どうも最近のコンパイラ(gccやclang)はLL1らしい。 大学の授業では、「LALR1じゃないとまともにパースできない(世の中的には主流)(最近は違う場合もある)」といっていた気がして、それにしたがってLALR1の文法解析などをやった記憶があるのだが。(違ったらごめんなさい先生。)
なんだったんだあの勉強はという気持ちに少しなったが、教科書的にはああいうものなのだろう。 授業ではLL1をばっさり飛ばしたのでそんなに深追いしてなかったが、やってみればなるほどという感じ。
LALR1パーサジェネレータを書くなら当時の記憶を掘り返して結構頑張らないときつそうだけど、LL1で書くのは意外といけるものだ。

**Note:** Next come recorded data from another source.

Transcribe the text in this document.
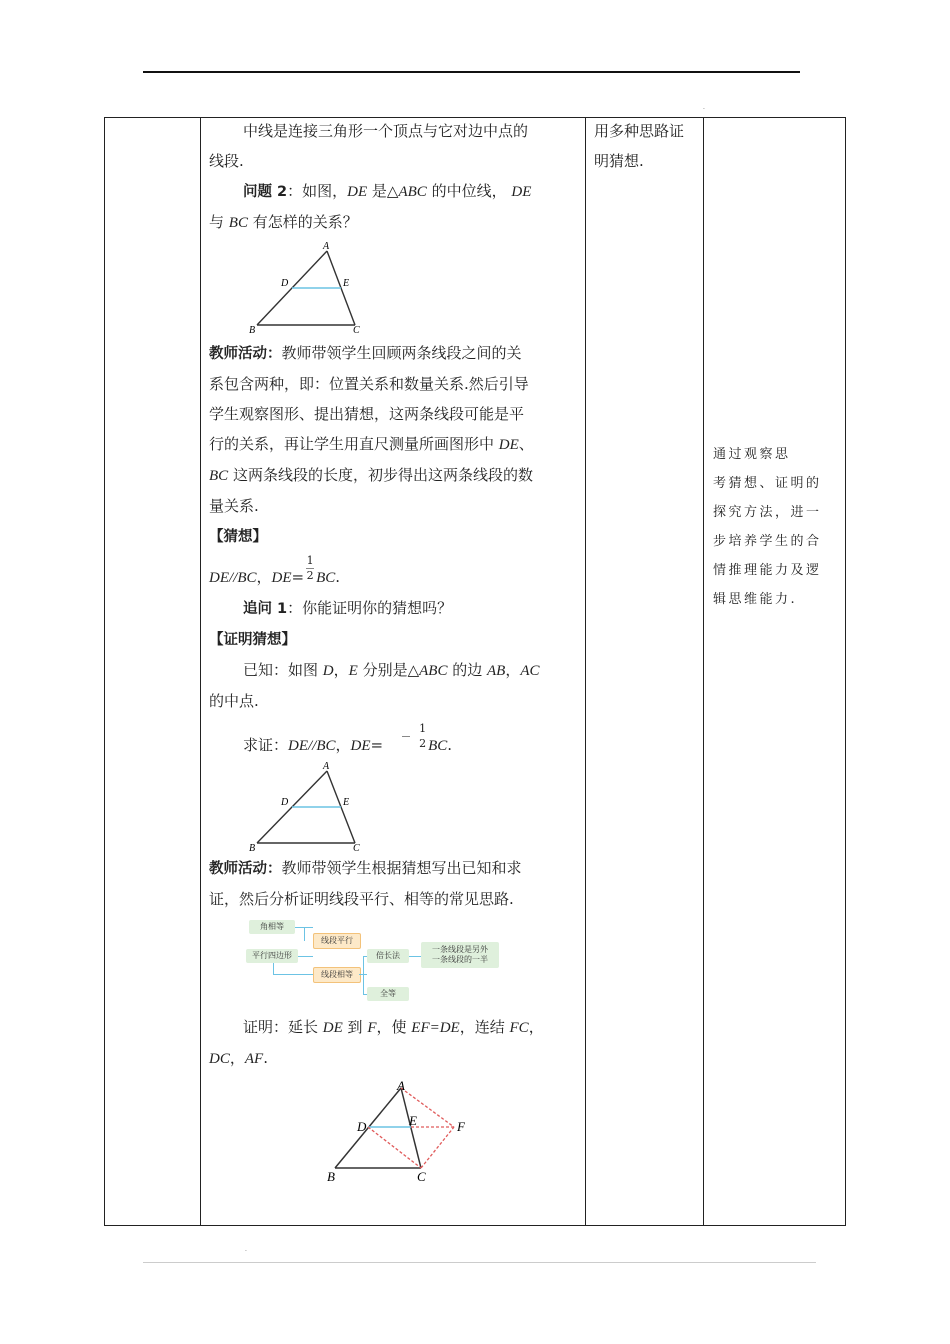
.

中线是连接三角形一个顶点与它对边中点的

线段.

问题 2：如图，DE 是△ABC 的中位线， DE

与 BC 有怎样的关系？

A
D	E
B	C

教师活动：教师带领学生回顾两条线段之间的关

系包含两种，即：位置关系和数量关系.然后引导

学生观察图形、提出猜想，这两条线段可能是平

行的关系，再让学生用直尺测量所画图形中 DE、

BC 这两条线段的长度，初步得出这两条线段的数

量关系.

【猜想】

DE//BC，$DE= \frac{1}{2}$ BC.

追问 1：你能证明你的猜想吗？

【证明猜想】

已知：如图 D，E 分别是△ABC 的边 AB，AC

的中点.

求证：DE//BC，$DE= \frac{1}{2}$ BC.

A
D	E
B	C

教师活动：教师带领学生根据猜想写出已知和求

证，然后分析证明线段平行、相等的常见思路.

角相等
线段平行
平行四边形	倍长法
一条线段是另外
一条线段的一半
线段相等
全等

证明：延长 DE 到 F，使 EF=DE，连结 FC，

DC，AF.

A
D	E	F
B	C

用多种思路证

明猜想.

通过观察思
考猜想、证明的
探究方法，进一
步培养学生的合
情推理能力及逻
辑思维能力.
.
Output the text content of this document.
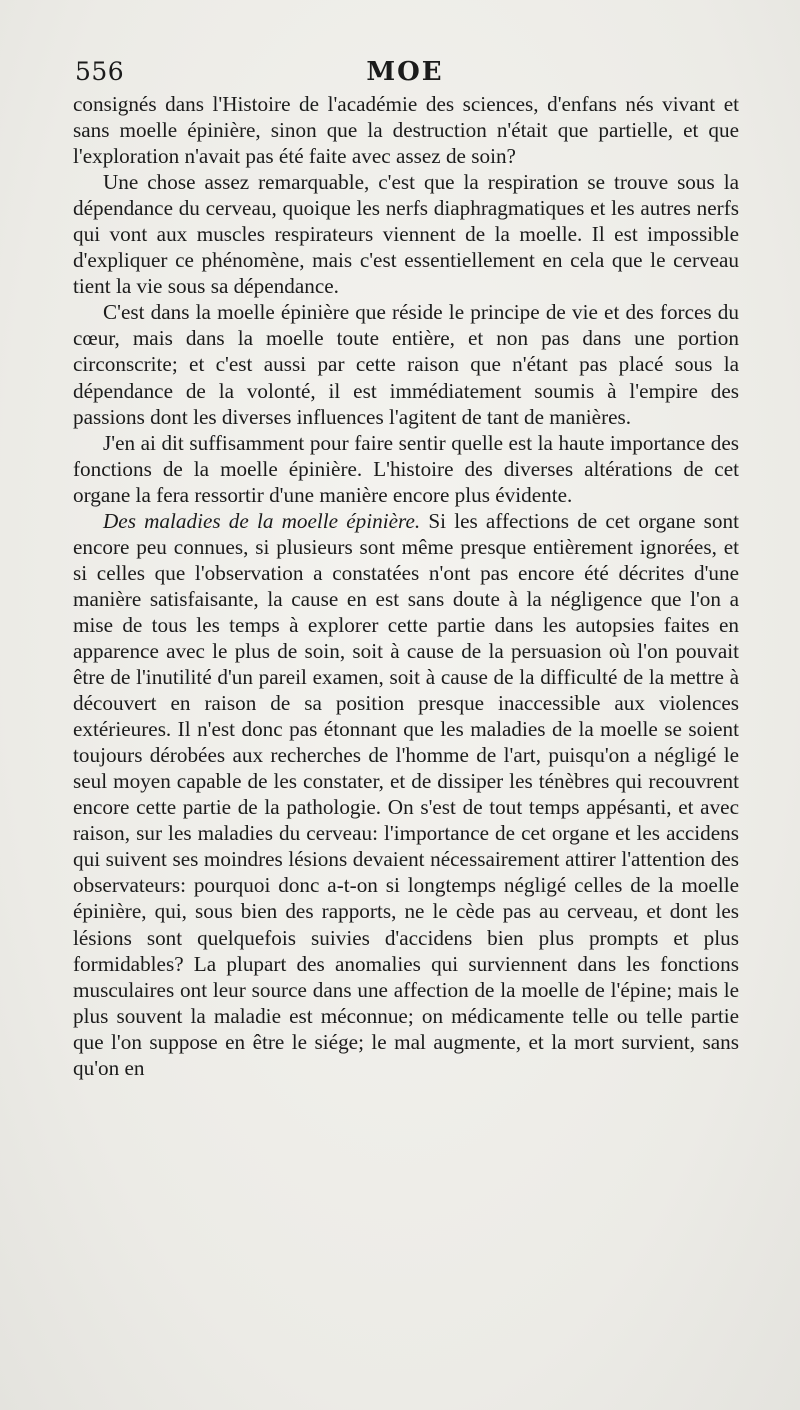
556	MOE

consignés dans l'Histoire de l'académie des sciences, d'enfans nés vivant et sans moelle épinière, sinon que la destruction n'était que partielle, et que l'exploration n'avait pas été faite avec assez de soin?

Une chose assez remarquable, c'est que la respiration se trouve sous la dépendance du cerveau, quoique les nerfs diaphragmatiques et les autres nerfs qui vont aux muscles respirateurs viennent de la moelle. Il est impossible d'expliquer ce phénomène, mais c'est essentiellement en cela que le cerveau tient la vie sous sa dépendance.

C'est dans la moelle épinière que réside le principe de vie et des forces du cœur, mais dans la moelle toute entière, et non pas dans une portion circonscrite; et c'est aussi par cette raison que n'étant pas placé sous la dépendance de la volonté, il est immédiatement soumis à l'empire des passions dont les diverses influences l'agitent de tant de manières.

J'en ai dit suffisamment pour faire sentir quelle est la haute importance des fonctions de la moelle épinière. L'histoire des diverses altérations de cet organe la fera ressortir d'une manière encore plus évidente.

Des maladies de la moelle épinière. Si les affections de cet organe sont encore peu connues, si plusieurs sont même presque entièrement ignorées, et si celles que l'observation a constatées n'ont pas encore été décrites d'une manière satisfaisante, la cause en est sans doute à la négligence que l'on a mise de tous les temps à explorer cette partie dans les autopsies faites en apparence avec le plus de soin, soit à cause de la persuasion où l'on pouvait être de l'inutilité d'un pareil examen, soit à cause de la difficulté de la mettre à découvert en raison de sa position presque inaccessible aux violences extérieures. Il n'est donc pas étonnant que les maladies de la moelle se soient toujours dérobées aux recherches de l'homme de l'art, puisqu'on a négligé le seul moyen capable de les constater, et de dissiper les ténèbres qui recouvrent encore cette partie de la pathologie. On s'est de tout temps appésanti, et avec raison, sur les maladies du cerveau: l'importance de cet organe et les accidens qui suivent ses moindres lésions devaient nécessairement attirer l'attention des observateurs: pourquoi donc a-t-on si longtemps négligé celles de la moelle épinière, qui, sous bien des rapports, ne le cède pas au cerveau, et dont les lésions sont quelquefois suivies d'accidens bien plus prompts et plus formidables? La plupart des anomalies qui surviennent dans les fonctions musculaires ont leur source dans une affection de la moelle de l'épine; mais le plus souvent la maladie est méconnue; on médicamente telle ou telle partie que l'on suppose en être le siége; le mal augmente, et la mort survient, sans qu'on en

そんなわけでトークナイザ(レキシカルアナライザと同義?)とパーサは結構スイスイ進む。 やることが見えているしデバッグ用にログを出せば何が起きているか目に見えてわかる。
そこまではいいのだけど、肝心のコード生成がちょっと大変。
アセンブリへの理解が浅い私である。 アセンブリを読むのは少しつらいなぁ、この量でこんなこと言ってたらこの先どうなることやらと思いながらデバッグしている。 今後アセンブリがすらすら読めるようになることを夢見て続けていきたい。
C言語でそれなりのものを書くというのも実はいままであまりやってこなかったので、今回は絶好の機会だ。 いつまで飽きずにやれるかな。